Now according to their website: "Under the updated recommendations, NICE says that under certain criteria, women aged between 40 and 42 years should be offered one full cycle of IVF with or without intracytoplasmic sperm, if they have not conceived after two years of regular unprotected intercourse, or 12 cycles of artificial insemination where six or more are by intrauterine insemination."

However, in older women and women with low egg reserve (high FSH or low AMH levels), Natural and Mild IVF can be more successful than conventional IVF.This isn’t just reserved for heterosexual couples success rates are higher in single women and lesbian couples with the use of donor sperm.

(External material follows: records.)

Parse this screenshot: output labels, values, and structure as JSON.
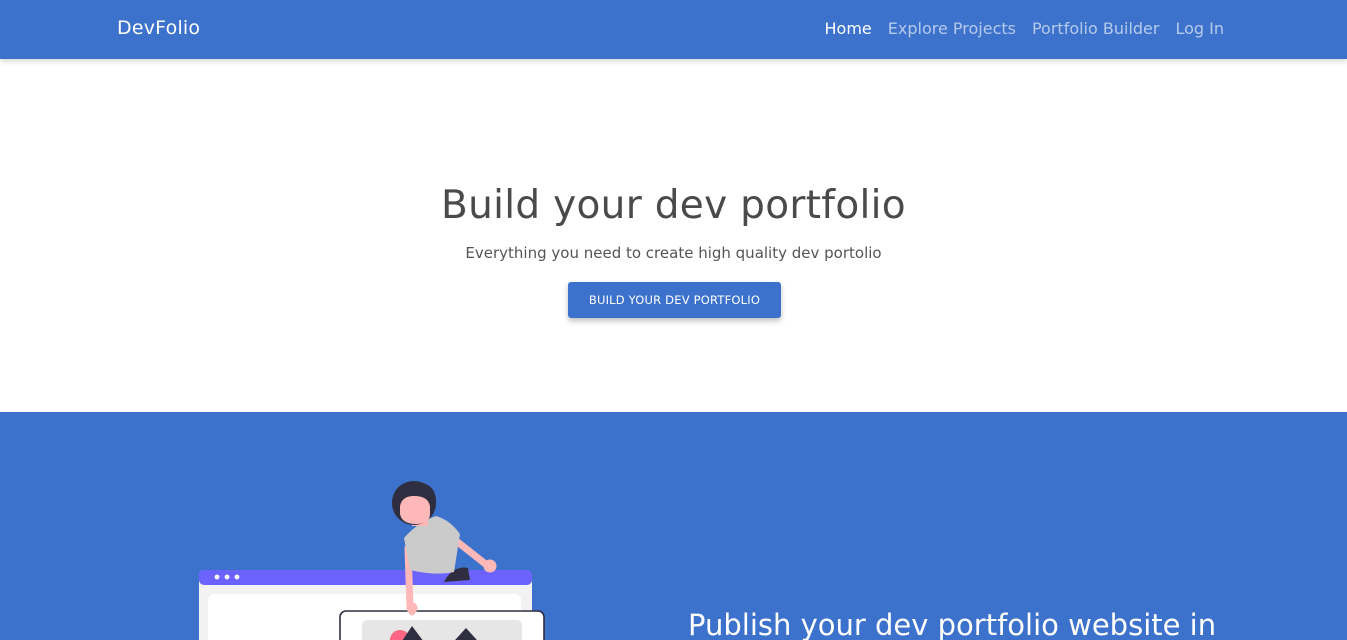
{
  "navbar": {
    "brand": "DevFolio",
    "links": [
      {
        "label": "Home",
        "active": true
      },
      {
        "label": "Explore Projects",
        "active": false
      },
      {
        "label": "Portfolio Builder",
        "active": false
      },
      {
        "label": "Log In",
        "active": false
      }
    ]
  },
  "hero": {
    "title": "Build your dev portfolio",
    "subtitle": "Everything you need to create high quality dev portolio",
    "button_label": "BUILD YOUR DEV PORTFOLIO"
  },
  "feature": {
    "heading": "Publish your dev portfolio website in",
    "illustration_icon": "person-with-browser-window-illustration"
  },
  "colors": {
    "primary": "#3c72cb",
    "browser_bar": "#6c63ff",
    "accent_pink": "#ff6584",
    "dark": "#2f2e41",
    "skin": "#ffb8b8"
  }
}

What are the options available to you?
  • Single women and lesbian couples can try insemination with donor sperm as the first option if their fallopian tubes are open as long as their egg reserve is not too low.
  • Natural IVF offers "drug-free" IVF with natural selection of eggs at a lower cost and with less side-effects and physical burden. Natural IVF can help even in situations where women are pre-menopausal or have very low egg reserve and where fertility drugs do not work. This is because a woman's naturally selected egg is collected from an ovulatory cycle which allows an embryo for transfer.
  • Mild IVF uses fewer drugs (5-9 days only) in a woman's natural cycle with reduced side-effects and cost. These options are aimed at "quality and not quantity" of eggs and embryos.
  • Conventional IVF with suppression of ovaries is another option but may not be necessary for women over 40 and in fact may lead to unnecessary use of high stimulation and reduced response and quality of eggs.
Are there things that you can do to boost your fertility? 

The main thing that you can do to help boost conception is to make your body healthy.

Geeta says: “It is important to optimise your body weight and BMI. As well as this if you smoke, stop smoking and if you drink then reduce your alcohol intake.

You should take folic acid regularly and eat healthily - if you do so there is no need for additional supplements if your diet is healthy.”

Speak to your health professional or GP as soon as possible and they will advise you on the best course of action.